ECTS: 15
Vejleder: René Holm
Background of the project:
Parenteral PLGA microspheres and in situ forming gels have garnered considerable attention compared, which attributed to several unique advantages of PLGA, including: 1) lower toxicity and local tolerance at the injection site, 2) enhanced control over drug loading and release profile, and 3) the ability of the formulations to retain water soluble compounds (Park et al., 2021; Garner et al., 2021; Gonella et al., 2022). FDA has thus far approved PLGA microspheres and PLGA base in situ forming gels as a drug delivery system for small molecules, peptides, and proteins, offering release durations ranging from 1 week to 6 months (Alidori et al., 2024).
The mechanisms of drug release from PLGA-based microparticles or PLGA based gels involve multiple factors, but the most important is drug diffusion and polymer degradation (by hydrolysis). After administration, PLGA degrades into nontoxic components, lactic and glycolic acids, which are either metabolized or excreted from the body (Shive and Anderson, 1997).
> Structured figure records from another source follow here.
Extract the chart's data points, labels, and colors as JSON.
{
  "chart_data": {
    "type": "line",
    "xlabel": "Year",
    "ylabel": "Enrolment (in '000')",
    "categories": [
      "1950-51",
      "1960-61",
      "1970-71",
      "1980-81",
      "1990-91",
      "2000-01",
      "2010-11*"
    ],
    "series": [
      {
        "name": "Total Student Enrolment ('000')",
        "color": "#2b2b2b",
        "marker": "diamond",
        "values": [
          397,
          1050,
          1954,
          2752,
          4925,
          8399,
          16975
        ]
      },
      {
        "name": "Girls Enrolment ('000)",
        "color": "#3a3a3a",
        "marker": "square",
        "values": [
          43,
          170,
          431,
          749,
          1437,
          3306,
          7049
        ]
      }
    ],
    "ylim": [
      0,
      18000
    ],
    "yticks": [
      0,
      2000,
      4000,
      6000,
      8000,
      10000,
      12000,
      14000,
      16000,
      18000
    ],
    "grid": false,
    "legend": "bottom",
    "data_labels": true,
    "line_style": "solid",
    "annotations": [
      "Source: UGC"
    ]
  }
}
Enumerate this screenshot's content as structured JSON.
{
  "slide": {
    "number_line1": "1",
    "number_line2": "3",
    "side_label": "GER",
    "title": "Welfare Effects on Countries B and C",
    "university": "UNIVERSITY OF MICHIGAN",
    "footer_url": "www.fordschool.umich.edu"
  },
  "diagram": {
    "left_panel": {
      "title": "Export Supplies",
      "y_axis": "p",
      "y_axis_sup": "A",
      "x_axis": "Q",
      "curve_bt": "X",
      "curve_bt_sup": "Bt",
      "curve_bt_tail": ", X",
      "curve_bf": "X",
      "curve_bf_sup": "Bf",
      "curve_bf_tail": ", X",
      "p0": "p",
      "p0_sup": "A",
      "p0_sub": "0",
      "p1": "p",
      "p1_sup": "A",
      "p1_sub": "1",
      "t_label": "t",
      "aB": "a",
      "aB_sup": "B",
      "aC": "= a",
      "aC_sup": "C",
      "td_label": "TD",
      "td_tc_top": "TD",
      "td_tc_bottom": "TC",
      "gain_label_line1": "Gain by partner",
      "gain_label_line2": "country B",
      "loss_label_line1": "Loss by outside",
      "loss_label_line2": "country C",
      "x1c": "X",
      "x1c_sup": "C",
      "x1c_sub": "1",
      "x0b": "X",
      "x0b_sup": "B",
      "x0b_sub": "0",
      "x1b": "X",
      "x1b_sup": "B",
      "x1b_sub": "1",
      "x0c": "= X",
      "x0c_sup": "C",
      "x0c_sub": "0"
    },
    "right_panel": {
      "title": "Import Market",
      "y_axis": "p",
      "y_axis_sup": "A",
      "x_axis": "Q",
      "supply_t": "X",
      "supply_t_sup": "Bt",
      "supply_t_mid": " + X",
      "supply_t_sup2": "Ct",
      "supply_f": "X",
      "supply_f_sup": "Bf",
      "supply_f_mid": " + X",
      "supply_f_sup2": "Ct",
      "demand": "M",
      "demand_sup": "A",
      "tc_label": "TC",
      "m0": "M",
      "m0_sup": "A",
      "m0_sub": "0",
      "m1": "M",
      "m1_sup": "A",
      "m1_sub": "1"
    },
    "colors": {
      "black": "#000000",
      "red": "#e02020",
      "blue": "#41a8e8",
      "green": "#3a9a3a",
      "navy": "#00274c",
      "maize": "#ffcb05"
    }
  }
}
The degradation opens more water-accessible space leading to the interior of the particle/gel (Freiberg and Zhu, 2004).
In vitro release investigations of both systems are normally conducted in PBS pH 7.4 at 37 °C as this is physiological relevant and often link well to the observed in vivo release. Release from a one moth depot however takes one month, hence approaches for predictive faster release investigations would be beneficial from a drug development approach. Degradation by hydrolysis can often be linked to a temperature dependency and hence a correlation that may follow the Arrhenius equation, which will be investigated in this project.
Problem formulation
Can the Arrhenius equation be used to speed up the release time in a predictive manner from PLGA basef formulations?
Methods
The study will definition of relevant formulation system with focus on in situ forming gels and investigation of the release from these at different temperatures.
Analytical techniques including and high-performance liquid chromatography (HPLC), but other techniques may be relevant as well
Guidance
There will be scheduled meetings every two weeks where the student is expected to present results, interpretations and what is subsequently planned – and from here a professional discussion is taken. In addition, there will always be the possibility of ad hoc guidance meeting.
References
Park, K.; Otte, A.; Sharifi, F.; Garner, J.; Skidmore, S.; Park, H.; Jhon, Y. K.; Qin, B.; Wang, Y. Formulation composition, manufacturing process, and characterization of poly(lactide-co-glycolide) microparticles. J. Control. Rel. 2021, 329, 1150-1161.
Garner, J.; Skidmore, S.; Hadar, J.; Park, H.; Park, K.; Kuk Jhon, Y.; Qin, B.; Wang, Y. Analysis of semi-solvent effects for PLGA polymers. Int. J. Pharm. 2021, 602, 120627.
Gonella, A.; Grizot, S.; Liu, F.; López Noriega, A.; Richard, J. Long-acting injectable formulation technologies: challenges and opportunities for the delivery of fragile molecules. Expert Opin. Drug Deliv. 2022, 19, 927-944.
Alidori S, Subramanian R, Holm R. Patient-Centric Long-Acting Injectable and Implantable Platforms─An Industrial Perspective. Mol Pharm. 2024;21(9):4238-4258.
Shive, M. S.; Anderson, J. M. Biodegradation and biocompatibility of PLA and PLGA microspheres. Adv. Drug Deliv. Rev. 1997, 28, 5-24.
Freiberg, S.; Zhu, X. X. Polymer microspheres for controlled drug release. Int. J. Pharm. 2004, 282, 1-18.